REMINISCÊNCIAS DE UMA PARTIDA.

REMINISCÊNCIAS DE UMA PARTIDA

Naquele último sábado de junho de 1968, eu amanheci triste e ao mesmo tempo eufórico. A tristeza vinha das horas que avizinhavam minha partida da pequena Baturité, cidade onde havia vivido meus últimos três anos e meio, passando da infância à adolescência, e a dor saudade aos poucos ia apertando, por deixar os melhores amigos de infância e Leene, minha namorada.

O dia passou rápido e agitado, com a expectativa de mudança para Fortaleza.

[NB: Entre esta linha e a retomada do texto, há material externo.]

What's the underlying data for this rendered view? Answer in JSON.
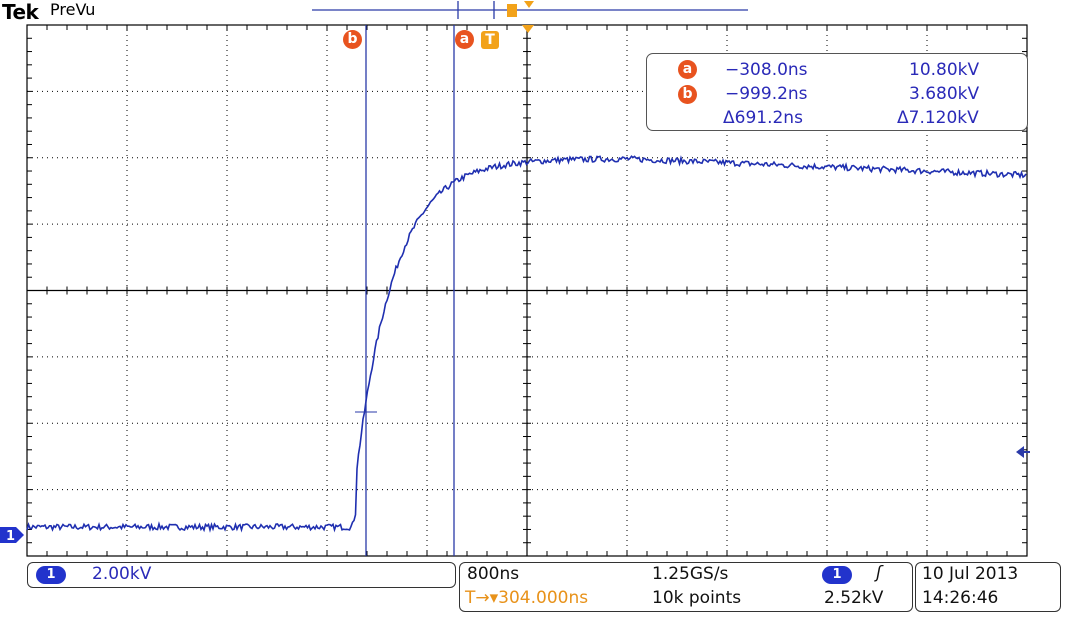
{
  "header": {
    "brand": "Tek",
    "mode": "PreVu"
  },
  "colors": {
    "trace": "#1f2fb0",
    "cursor": "#2a3aa8",
    "grid": "#000000",
    "cursor_badge": "#e8531f",
    "trigger_badge": "#f2a21a"
  },
  "cursor_markers": {
    "a": "a",
    "b": "b",
    "trigger": "T"
  },
  "readout": {
    "a_time": "−308.0ns",
    "a_value": "10.80kV",
    "b_time": "−999.2ns",
    "b_value": "3.680kV",
    "delta_time": "Δ691.2ns",
    "delta_value": "Δ7.120kV"
  },
  "channel": {
    "number": "1",
    "scale": "2.00kV"
  },
  "horizontal": {
    "timebase": "800ns",
    "sample_rate": "1.25GS/s",
    "trigger_position": "T→▾304.000ns",
    "record_length": "10k points"
  },
  "trigger": {
    "channel": "1",
    "slope_icon": "rising-edge-icon",
    "slope_glyph": "ʃ",
    "level": "2.52kV"
  },
  "datetime": {
    "date": "10 Jul  2013",
    "time": "14:26:46"
  },
  "waveform": {
    "x_units": "divisions",
    "y_units": "kV",
    "volts_per_div": 2.0,
    "baseline_kV": 0.0,
    "edge_start_div": 3.25,
    "edge_foot_kV": 0.5,
    "plateau_kV": 11.1,
    "time_constant_div": 0.38,
    "peak_div": 6.0,
    "droop_end_kV": 10.6,
    "noise_kV": 0.09
  }
}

Lá pelas dezenove horas, minha família e a mudança se foram em um pequeno caminhão em busca da capital cearense. Um velho caminhão levou nossos poucos pertences, meus pais com mais oito filhos e a perspectiva de melhores dias de vida.

Fiquei para participar de um concurso de quadrilha junina que se realizaria naquela noite, numa disputa com mais quatro outras concorrentes. Apresentamo-nos perto da meia noite. Fomos o terceiro colocado, causando insatisfação tanto em nós como na plateia.

Encerrada a confusão, cujo resultado permaneceu, continuamos na quadro onde houve o desfile por mais algum tempo. Depois fui deixar a namorada perto de casa, porque o namora era às escondidas.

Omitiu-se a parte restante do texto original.